For these, BOI’s tax holidays and land-ownership right meaningfully change the economics. For a residential purchase, every shortcut BOI seems to offer either does not exist or is the wrong instrument — a regular Thai-company structure (Thai company structures for property ownership — what changed in 2024–2025) costs less and carries less ongoing reporting burden, though it has its own significant risks.

Setup and ongoing costs

For a project that does qualify:

  • BOI application: THB 50,000-100,000 in government fees plus THB 200,000-400,000 in advisor fees for a non-trivial application
  • Company formation and structuring: THB 50,000-150,000
  • Annual BOI compliance reports, audited accounts, and activity progress filings
  • Penalty exposure: privilege revocation, retroactive tax liability for unfulfilled commitments

These numbers are reasonable for a THB 50M+ commercial project. They are not reasonable for a THB 20M villa purchase.

Who this is right for

  • Developers building hotels or serviced apartments at scale
  • Operators of healthcare or wellness facilities
  • Industrial or technology projects where the land is functional to the business

Who this is not right for

  • Individual buyers seeking a private villa with land
  • Buyers told that “BOI gives you freehold land for THB 40M” — that scheme is not operational
  • Anyone hoping LTR visa solves freehold land ownership — it does not

Frequently asked questions

Can BOI promotion let me own land in Thailand as a foreigner?

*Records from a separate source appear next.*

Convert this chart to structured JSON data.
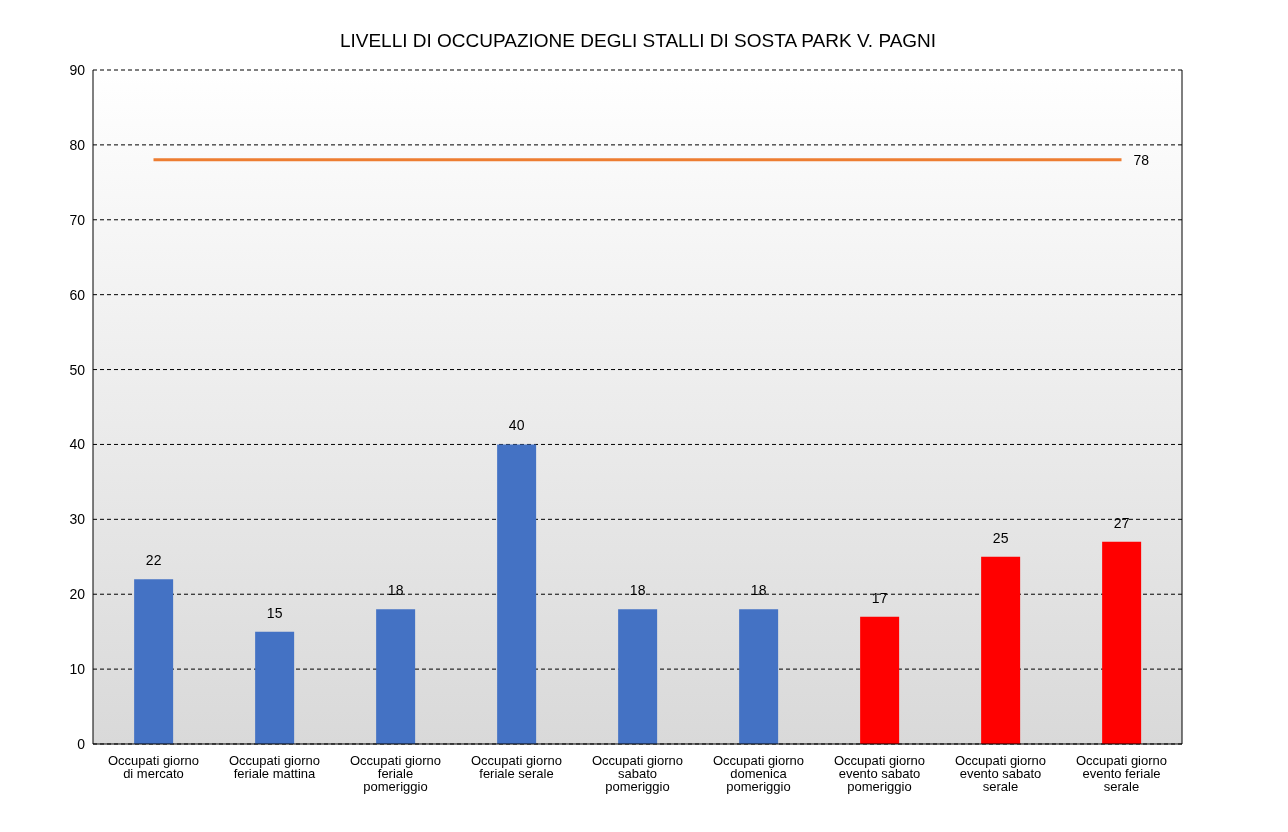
{
  "chart_data": {
    "type": "bar",
    "title": "LIVELLI DI OCCUPAZIONE DEGLI STALLI DI SOSTA PARK V. PAGNI",
    "categories": [
      "Occupati giorno di mercato",
      "Occupati giorno feriale  mattina",
      "Occupati giorno feriale pomeriggio",
      "Occupati giorno feriale serale",
      "Occupati giorno sabato pomeriggio",
      "Occupati giorno domenica pomeriggio",
      "Occupati giorno evento sabato pomeriggio",
      "Occupati giorno evento sabato serale",
      "Occupati giorno evento feriale serale"
    ],
    "values": [
      22,
      15,
      18,
      40,
      18,
      18,
      17,
      25,
      27
    ],
    "colors": [
      "#4472c4",
      "#4472c4",
      "#4472c4",
      "#4472c4",
      "#4472c4",
      "#4472c4",
      "#ff0000",
      "#ff0000",
      "#ff0000"
    ],
    "ylim": [
      0,
      90
    ],
    "yticks": [
      0,
      10,
      20,
      30,
      40,
      50,
      60,
      70,
      80,
      90
    ],
    "grid": "y",
    "data_labels": true,
    "ref_lines": [
      {
        "axis": "y",
        "value": 78,
        "label": "78",
        "color": "#ed7d31"
      }
    ]
  }
}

Indirectly, yes — through a BOI-promoted Thai company. Section 27 of the Investment Promotion Act B.E. 2520 allows a BOI-promoted company to own land for promoted activities even if the company is majority foreign-owned. The land is owned by the company, not by you personally, and it must be used for the promoted business — typically a factory, R&D facility, or specific service activity, not a private villa.

Is there a residential BOI scheme for property buyers?

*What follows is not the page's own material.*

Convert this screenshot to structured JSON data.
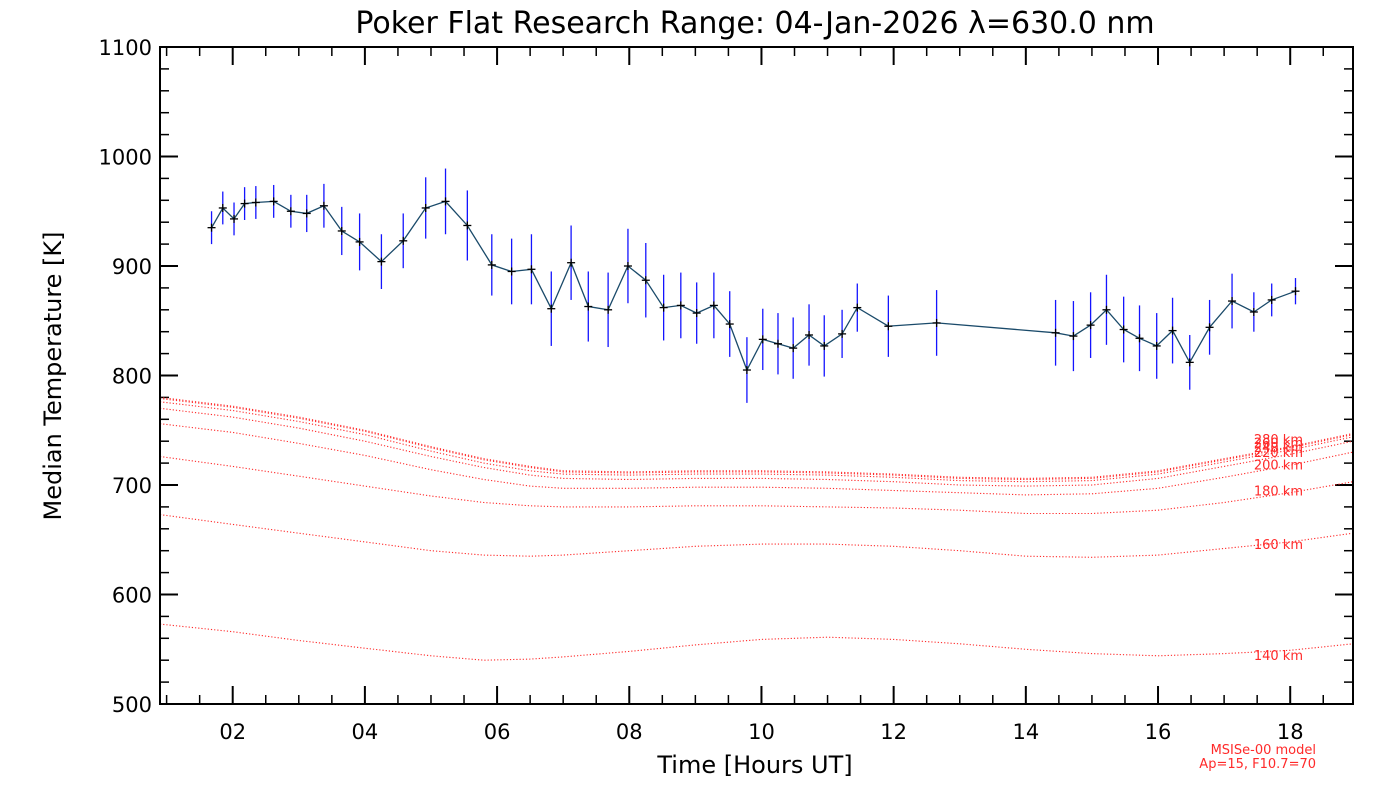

No general residential scheme exists. Past programs that offered foreign land ownership for high-value purchases (notably the THB 40M investment exemption under Section 96 bis of the Land Code) have been discontinued or rendered impractical. As of 2026, there is no BOI category that grants residential land ownership simply for buying a villa. The LTR visa from BOI is a residency benefit, not a property-ownership pathway.

What is the LTR visa and does it solve property ownership?

The Long-Term Resident visa (launched September 2022, administered by BOI) is a 10-year renewable visa with tax and work-permit benefits. It does not grant land ownership. LTR holders still cannot buy freehold land — they can buy condos under the 49% foreign quota and lease land under the same rules as any other foreigner. See [[ltr-visa-thailand-property]] for the property-ownership specifics.

When does BOI promotion make sense for a property purchase?

Only for genuine commercial or industrial projects — hotels, serviced apartments at scale, factories, eligible service activities under the BOI activity list. The promoted company files annual reports, must spend on the promoted activity within set timelines, and faces revocation if it deviates. Setup runs THB 200,000-500,000 in legal fees plus annual compliance. For a residential villa, this is a wrong tool — Thai-company structures without BOI cost less and carry less ongoing scrutiny, though they have separate risks (see [[thai-company-property-ownership]]).